In late March we ran a story on the overall size of the PIPCO market. Blogger, investor and stock analyst David Hoff, who closely follows the listed IP companies, had put together a list of the 29 stocks that comprise the market in the US and calculated their combined market caps to be $9.4 billion.

Hoff ran the numbers again yesterday and found that the market had fallen in size to just over $9.3 billion. That fall came despite the fact that the list of stocks that Hoff follows now stands at 30 after he added California Gold Company, a business which was the subject of a reverse merger with MVP Portfolio in February. Without California Gold’s $70 million valuation, the market would have been around $9.26 billion

Despite the fall in value, Hoff still sees reasons for optimism in how the market has grown and developed. “It’s still pretty impressive that a $9.3 billion industry has been pretty quietly created which is hated by the mainstream investment community, politicians and anyone who’s not actively involved in patents,” he says.

The market has dropped in line with many small-caps stocks, which have fallen as the larger Dow Industrials index has soared to new highs. Among the most notable fallers, Vringo has seen a 20% fall in value since March 21 (when Hoff originally valued the whole market), which wiped around $70m from its market cap. That came, in part, as the Court of Appeals for the Federal Circuit heard an appeal in early May to a Virginia court’s finding in favour of the NPE in a major patent infringement case against Google. Although a decision has yet to be issued, a high-stakes piece of litigation like that has an out-sized impact on the market. “The Vringo oral hearing shows how added uncertainty impacts an IP investment, regardless if it is factually based or not,” Hoff commented. “When sentiment and perception shifts there can be extreme fluctuations in market value."

He then added: “These companies are backed by technologies written on paper, filed at the USPTO and essentially no one’s paying for them without litigation and lengthy litigation at that. They’re traded and valued on perception and sentiment.”

Among the big gainers were Marathon Patent Group which earlier this month announced a series of deals with IPNav and has seen its stock price increase 18.5% since late March.    

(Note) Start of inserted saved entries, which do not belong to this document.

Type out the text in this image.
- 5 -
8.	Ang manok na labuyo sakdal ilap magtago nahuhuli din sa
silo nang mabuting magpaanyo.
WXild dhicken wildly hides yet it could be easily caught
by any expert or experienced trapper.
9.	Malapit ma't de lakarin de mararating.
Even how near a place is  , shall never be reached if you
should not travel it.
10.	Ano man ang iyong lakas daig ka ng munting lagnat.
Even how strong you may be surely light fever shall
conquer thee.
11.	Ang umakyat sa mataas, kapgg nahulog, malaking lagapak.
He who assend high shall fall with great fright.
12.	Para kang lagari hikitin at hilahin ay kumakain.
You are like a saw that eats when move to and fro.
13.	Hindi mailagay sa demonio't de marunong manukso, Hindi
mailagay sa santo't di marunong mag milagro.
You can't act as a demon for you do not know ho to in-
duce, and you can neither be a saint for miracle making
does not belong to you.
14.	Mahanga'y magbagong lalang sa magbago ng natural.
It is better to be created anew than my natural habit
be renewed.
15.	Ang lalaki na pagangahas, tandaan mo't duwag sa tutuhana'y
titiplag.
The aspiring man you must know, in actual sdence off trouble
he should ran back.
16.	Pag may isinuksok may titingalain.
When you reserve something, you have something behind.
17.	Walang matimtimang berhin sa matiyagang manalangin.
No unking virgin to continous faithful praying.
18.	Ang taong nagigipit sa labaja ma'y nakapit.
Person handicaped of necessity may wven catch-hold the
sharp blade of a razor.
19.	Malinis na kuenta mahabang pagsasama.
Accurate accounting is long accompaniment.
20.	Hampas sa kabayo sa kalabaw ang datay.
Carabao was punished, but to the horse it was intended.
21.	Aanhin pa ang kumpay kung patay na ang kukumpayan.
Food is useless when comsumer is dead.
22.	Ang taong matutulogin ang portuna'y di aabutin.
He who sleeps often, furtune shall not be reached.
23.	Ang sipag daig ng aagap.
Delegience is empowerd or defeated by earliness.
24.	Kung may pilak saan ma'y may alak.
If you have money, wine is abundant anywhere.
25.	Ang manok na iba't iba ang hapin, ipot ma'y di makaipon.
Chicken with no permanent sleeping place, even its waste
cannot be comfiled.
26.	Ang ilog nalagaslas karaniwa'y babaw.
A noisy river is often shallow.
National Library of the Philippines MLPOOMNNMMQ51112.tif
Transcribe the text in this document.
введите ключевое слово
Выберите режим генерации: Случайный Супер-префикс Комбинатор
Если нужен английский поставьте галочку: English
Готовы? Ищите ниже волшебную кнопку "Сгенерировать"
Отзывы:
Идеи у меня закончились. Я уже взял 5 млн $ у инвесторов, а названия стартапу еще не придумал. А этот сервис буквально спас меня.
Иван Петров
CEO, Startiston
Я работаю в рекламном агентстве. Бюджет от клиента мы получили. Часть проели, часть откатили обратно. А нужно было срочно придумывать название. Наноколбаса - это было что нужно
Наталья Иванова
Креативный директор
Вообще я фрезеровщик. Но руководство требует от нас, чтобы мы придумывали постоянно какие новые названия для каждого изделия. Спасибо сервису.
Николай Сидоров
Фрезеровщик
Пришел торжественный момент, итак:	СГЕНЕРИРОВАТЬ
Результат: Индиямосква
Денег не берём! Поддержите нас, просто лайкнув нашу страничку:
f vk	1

Despite the struggles of the market, Hoff insisted that he doesn’t expect a period of consolidation among PIPCOs: “How would a board of directors try to quantify the value of these companies?” Instead a far more likely scenario in his eyes, is that more PIPCOs will be formed as operating companies look for buyers for their IP assets or partners to help monetise them. In other words this group of 30 is ripe for expansion.